After the euphoria and the hoopla, after the sense of connection with so many across the nation, after the first night of the honeymoon, we all need to ponder the new responsibilities and opportunities created by the Obama administration. It's the new president's intent to involve us all in a movement to use our resources and talents to restore the image most of us have experienced of the idea of a strong and generous America. I grew up in an optimistic, though "bland" and perhaps naïve era after World War II, the Eisenhower years, and had a strong hope for and belief in the ability of American people to do good in the world. I thought I would be a part of that as well, one of the overriding reasons I became a teacher. Indeed, my best memories of teaching are the moments when I caught a student suddenly comprehending a point that stretched his mind, gave a teenager a boost to an understanding of his abilities, or counseled a pupil from one of my classes who felt she had nowhere else to go for some TLC. That's why I taught.
I listened carefully to the campaign reminder "Yes we can," and eagerly anticipated the rhetoric of Obama's inaugural address. I was not disappointed. I would like to analyze just one part of his speech that, broken down, illustrates what we are challenged—and blessed—with. On those cold steps, on Jan. 20, 2009, Obama said, "What is required of us now is a new era of responsibility—a recognition, on the part of every American, that we have duties to ourselves, our nation and the world, duties that we do not grudgingly accept but rather seize gladly, firm in the knowledge that there is nothing so satisfying to the spirit, so defining of our character, than giving our all to a difficult task."
The first thing on Obama's list is that "we have duties to ourselves." Aren't we already too self-absorbed and self-centered?

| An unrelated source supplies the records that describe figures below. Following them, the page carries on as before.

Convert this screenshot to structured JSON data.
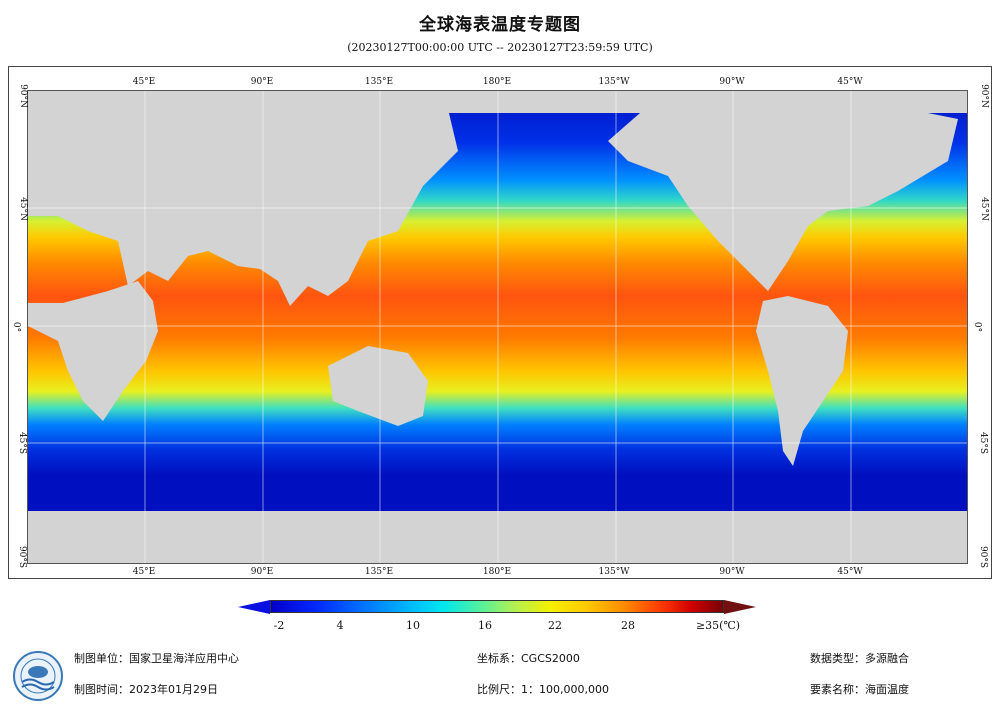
{
  "header": {
    "title": "全球海表温度专题图",
    "time_range": "(20230127T00:00:00 UTC -- 20230127T23:59:59 UTC)"
  },
  "axes": {
    "top_lon": [
      "45°E",
      "90°E",
      "135°E",
      "180°E",
      "135°W",
      "90°W",
      "45°W"
    ],
    "bottom_lon": [
      "45°E",
      "90°E",
      "135°E",
      "180°E",
      "135°W",
      "90°W",
      "45°W"
    ],
    "left_lat": [
      "90°N",
      "45°N",
      "0°",
      "45°S",
      "90°S"
    ],
    "right_lat": [
      "90°N",
      "45°N",
      "0°",
      "45°S",
      "90°S"
    ]
  },
  "colorbar": {
    "labels": [
      "-2",
      "4",
      "10",
      "16",
      "22",
      "28",
      "≥35(℃)"
    ],
    "colors": [
      "#0000c8",
      "#0070ff",
      "#00e6f0",
      "#b4f050",
      "#ffc800",
      "#ff3c00",
      "#780000"
    ]
  },
  "footer": {
    "org": "制图单位：国家卫星海洋应用中心",
    "date": "制图时间：2023年01月29日",
    "crs": "坐标系：CGCS2000",
    "scale": "比例尺：1：100,000,000",
    "data_type": "数据类型：多源融合",
    "element": "要素名称：海面温度"
  },
  "colors": {
    "land": "#d3d3d3",
    "cold": "#0a2ad8",
    "warm": "#ff4a10"
  }
}
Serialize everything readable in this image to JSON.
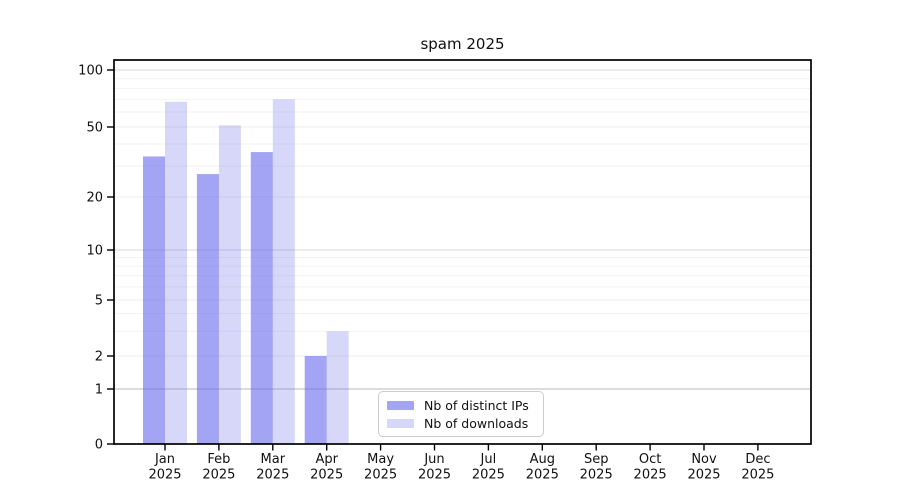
{
  "chart_data": {
    "type": "bar",
    "title": "spam 2025",
    "categories": [
      "Jan",
      "Feb",
      "Mar",
      "Apr",
      "May",
      "Jun",
      "Jul",
      "Aug",
      "Sep",
      "Oct",
      "Nov",
      "Dec"
    ],
    "year_label": "2025",
    "series": [
      {
        "name": "Nb of distinct IPs",
        "color": "rgba(108,108,238,0.62)",
        "values": [
          34,
          27,
          36,
          2,
          0,
          0,
          0,
          0,
          0,
          0,
          0,
          0
        ]
      },
      {
        "name": "Nb of downloads",
        "color": "rgba(108,108,238,0.27)",
        "values": [
          68,
          51,
          70,
          3,
          0,
          0,
          0,
          0,
          0,
          0,
          0,
          0
        ]
      }
    ],
    "yticks": [
      0,
      1,
      2,
      5,
      10,
      20,
      50,
      100
    ],
    "ylim": [
      0,
      100
    ],
    "yscale": "log-like with 0 baseline",
    "grid": true,
    "legend_position": "inside-bottom-center",
    "axis_color": "#000000"
  }
}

However, like having a pet one cares for, feeds and then caresses every day, there are benefits to a more selfless behavior. A recent study of elderly retirees published in the Journal of Urban Health found that volunteers age 60 through 86 who helped in Baltimore public schools outscored their non-participating counterparts in both physical and cognitive ability. So doing good for other is, apparently, good for one one's own body and soul.

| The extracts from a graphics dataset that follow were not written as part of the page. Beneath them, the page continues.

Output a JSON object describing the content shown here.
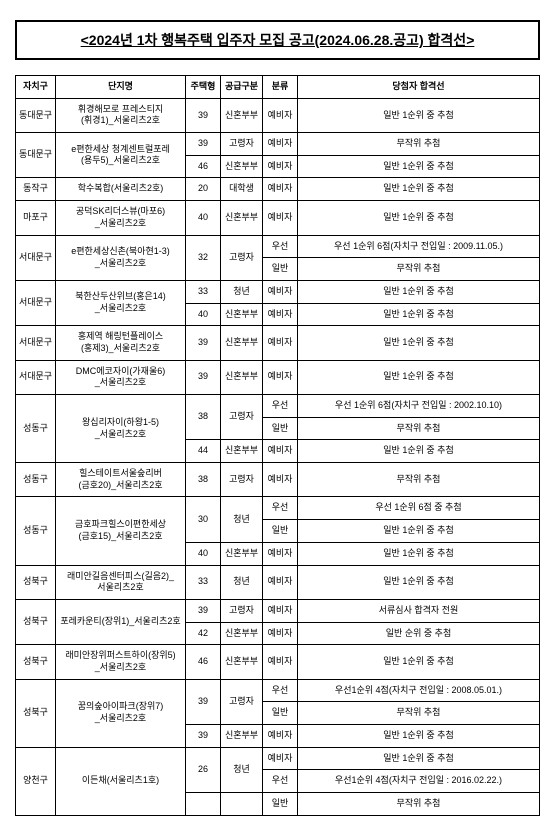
{
  "title": "<2024년 1차 행복주택 입주자 모집 공고(2024.06.28.공고) 합격선>",
  "headers": {
    "district": "자치구",
    "complex": "단지명",
    "type": "주택형",
    "supply": "공급구분",
    "category": "분류",
    "result": "당첨자 합격선"
  },
  "rows": [
    {
      "district": "동대문구",
      "complex": "휘경해모로 프레스티지\n(휘경1)_서울리츠2호",
      "type": "39",
      "supply": "신혼부부",
      "category": "예비자",
      "result": "일반 1순위 중 추첨"
    },
    {
      "district": "동대문구",
      "complex": "e편한세상 청계센트럴포레\n(용두5)_서울리츠2호",
      "type": "39",
      "supply": "고령자",
      "category": "예비자",
      "result": "무작위 추첨"
    },
    {
      "district": "",
      "complex": "",
      "type": "46",
      "supply": "신혼부부",
      "category": "예비자",
      "result": "일반 1순위 중 추첨"
    },
    {
      "district": "동작구",
      "complex": "학수복합(서울리츠2호)",
      "type": "20",
      "supply": "대학생",
      "category": "예비자",
      "result": "일반 1순위 중 추첨"
    },
    {
      "district": "마포구",
      "complex": "공덕SK리더스뷰(마포6)\n_서울리츠2호",
      "type": "40",
      "supply": "신혼부부",
      "category": "예비자",
      "result": "일반 1순위 중 추첨"
    },
    {
      "district": "서대문구",
      "complex": "e편한세상신촌(북아현1-3)\n_서울리츠2호",
      "type": "32",
      "supply": "고령자",
      "category": "우선",
      "result": "우선 1순위 6점(자치구 전입일 : 2009.11.05.)"
    },
    {
      "district": "",
      "complex": "",
      "type": "",
      "supply": "",
      "category": "일반",
      "result": "무작위 추첨"
    },
    {
      "district": "서대문구",
      "complex": "북한산두산위브(홍은14)\n_서울리츠2호",
      "type": "33",
      "supply": "청년",
      "category": "예비자",
      "result": "일반 1순위 중 추첨"
    },
    {
      "district": "",
      "complex": "",
      "type": "40",
      "supply": "신혼부부",
      "category": "예비자",
      "result": "일반 1순위 중 추첨"
    },
    {
      "district": "서대문구",
      "complex": "홍제역 해링턴플레이스\n(홍제3)_서울리츠2호",
      "type": "39",
      "supply": "신혼부부",
      "category": "예비자",
      "result": "일반 1순위 중 추첨"
    },
    {
      "district": "서대문구",
      "complex": "DMC에코자이(가재울6)\n_서울리츠2호",
      "type": "39",
      "supply": "신혼부부",
      "category": "예비자",
      "result": "일반 1순위 중 추첨"
    },
    {
      "district": "성동구",
      "complex": "왕십리자이(하왕1-5)\n_서울리츠2호",
      "type": "38",
      "supply": "고령자",
      "category": "우선",
      "result": "우선 1순위 6점(자치구 전입일 : 2002.10.10)"
    },
    {
      "district": "",
      "complex": "",
      "type": "",
      "supply": "",
      "category": "일반",
      "result": "무작위 추첨"
    },
    {
      "district": "",
      "complex": "",
      "type": "44",
      "supply": "신혼부부",
      "category": "예비자",
      "result": "일반 1순위 중 추첨"
    },
    {
      "district": "성동구",
      "complex": "힐스테이트서울숲리버\n(금호20)_서울리츠2호",
      "type": "38",
      "supply": "고령자",
      "category": "예비자",
      "result": "무작위 추첨"
    },
    {
      "district": "성동구",
      "complex": "금호파크힐스이편한세상\n(금호15)_서울리츠2호",
      "type": "30",
      "supply": "청년",
      "category": "우선",
      "result": "우선 1순위 6점 중 추첨"
    },
    {
      "district": "",
      "complex": "",
      "type": "",
      "supply": "",
      "category": "일반",
      "result": "일반 1순위 중 추첨"
    },
    {
      "district": "",
      "complex": "",
      "type": "40",
      "supply": "신혼부부",
      "category": "예비자",
      "result": "일반 1순위 중 추첨"
    },
    {
      "district": "성북구",
      "complex": "래미안길음센터피스(길음2)_\n서울리츠2호",
      "type": "33",
      "supply": "청년",
      "category": "예비자",
      "result": "일반 1순위 중 추첨"
    },
    {
      "district": "성북구",
      "complex": "포레카운티(장위1)_서울리츠2호",
      "type": "39",
      "supply": "고령자",
      "category": "예비자",
      "result": "서류심사 합격자 전원"
    },
    {
      "district": "",
      "complex": "",
      "type": "42",
      "supply": "신혼부부",
      "category": "예비자",
      "result": "일반 순위 중 추첨"
    },
    {
      "district": "성북구",
      "complex": "래미안장위퍼스트하이(장위5)\n_서울리츠2호",
      "type": "46",
      "supply": "신혼부부",
      "category": "예비자",
      "result": "일반 1순위 중 추첨"
    },
    {
      "district": "성북구",
      "complex": "꿈의숲아이파크(장위7)\n_서울리츠2호",
      "type": "39",
      "supply": "고령자",
      "category": "우선",
      "result": "우선1순위 4점(자치구 전입일 : 2008.05.01.)"
    },
    {
      "district": "",
      "complex": "",
      "type": "",
      "supply": "",
      "category": "일반",
      "result": "무작위 추첨"
    },
    {
      "district": "",
      "complex": "",
      "type": "39",
      "supply": "신혼부부",
      "category": "예비자",
      "result": "일반 1순위 중 추첨"
    },
    {
      "district": "양천구",
      "complex": "이든채(서울리츠1호)",
      "type": "26",
      "supply": "청년",
      "category": "예비자",
      "result": "일반 1순위 중 추첨"
    },
    {
      "district": "",
      "complex": "",
      "type": "39",
      "supply": "고령자",
      "category": "우선",
      "result": "우선1순위 4점(자치구 전입일 : 2016.02.22.)"
    },
    {
      "district": "",
      "complex": "",
      "type": "",
      "supply": "",
      "category": "일반",
      "result": "무작위 추첨"
    }
  ],
  "merges": [
    {
      "start": 1,
      "district_span": 2,
      "complex_span": 2
    },
    {
      "start": 5,
      "district_span": 2,
      "complex_span": 2,
      "type_span": 2,
      "supply_span": 2
    },
    {
      "start": 7,
      "district_span": 2,
      "complex_span": 2
    },
    {
      "start": 11,
      "district_span": 3,
      "complex_span": 3,
      "type_span": 2,
      "supply_span": 2
    },
    {
      "start": 15,
      "district_span": 3,
      "complex_span": 3,
      "type_span": 2,
      "supply_span": 2
    },
    {
      "start": 19,
      "district_span": 2,
      "complex_span": 2
    },
    {
      "start": 22,
      "district_span": 3,
      "complex_span": 3,
      "type_span": 2,
      "supply_span": 2
    },
    {
      "start": 25,
      "district_span": 3,
      "complex_span": 3,
      "type_span": 2,
      "supply_span": 2
    }
  ]
}
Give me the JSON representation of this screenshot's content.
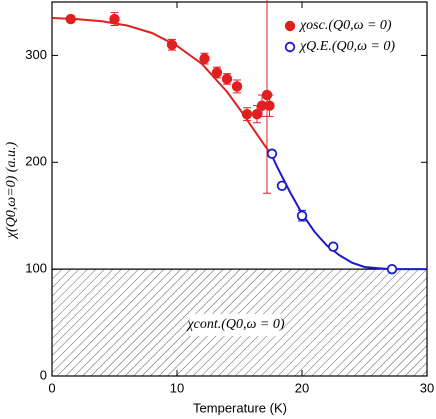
{
  "chart_data": {
    "type": "scatter",
    "xlabel": "Temperature (K)",
    "ylabel": "χ(Q0,ω=0) (a.u.)",
    "xlim": [
      0,
      30
    ],
    "ylim": [
      0,
      350
    ],
    "xticks": [
      0,
      10,
      20,
      30
    ],
    "yticks": [
      0,
      100,
      200,
      300
    ],
    "legend": "upper right",
    "series": [
      {
        "name": "χosc.(Q0,ω = 0)",
        "color": "#e02020",
        "marker": "filled",
        "x": [
          1.5,
          5,
          9.6,
          12.2,
          13.2,
          14,
          14.8,
          15.6,
          16.4,
          16.8,
          17.2,
          17.4
        ],
        "values": [
          334,
          334,
          310,
          297,
          284,
          278,
          271,
          245,
          245,
          253,
          263,
          253
        ],
        "errors": [
          3,
          6,
          5,
          5,
          5,
          5,
          6,
          6,
          8,
          10,
          92,
          10
        ]
      },
      {
        "name": "χQ.E.(Q0,ω = 0)",
        "color": "#1a1acc",
        "marker": "open",
        "x": [
          17.6,
          18.4,
          20,
          22.5,
          27.2
        ],
        "values": [
          208,
          178,
          150,
          121,
          100
        ],
        "errors": [
          2,
          3,
          5,
          3,
          2
        ]
      }
    ],
    "fits": [
      {
        "color": "#e02020",
        "x": [
          0,
          2,
          4,
          6,
          8,
          10,
          12,
          13,
          14,
          15,
          16,
          17,
          17.6
        ],
        "values": [
          335,
          334,
          332,
          328,
          321,
          309,
          292,
          279,
          266,
          250,
          233,
          216,
          206
        ]
      },
      {
        "color": "#1a1acc",
        "x": [
          17.6,
          18,
          19,
          20,
          21,
          22,
          23,
          24,
          25,
          26,
          27,
          28,
          30
        ],
        "values": [
          206,
          196,
          173,
          152,
          135,
          122,
          113,
          106,
          102,
          101,
          100,
          100,
          100
        ]
      }
    ],
    "background": {
      "label": "χcont.(Q0,ω = 0)",
      "value": 100
    }
  }
}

The second aspect we are urged to consider is our duty to our country. Shortly before Jan. 20, a movement called "Renew America Together" was announced by the president-elect. People can check out USAService.org to find opportunities to participate in this effort. I have long thought, even during the Vietnam War, that service to our country in the way of building needed structures, helping the deprived children of our country, through teaching or mentoring, and serving in numerous capacities could be an alternative to military service and a positive addition to young people's education. Habitat for Humanity is just one example of an attractive and meaningful way for people to be involved in rebuilding lives and hopes. I am probably preaching to the converted, citizens already aware of these regional and national opportunities. In this valley especially, many residents spend time volunteering for some of the nonprofit organizations that proliferate in our blessed community. Often, however, many of us know we could do more, even with our busy and frenetic lives.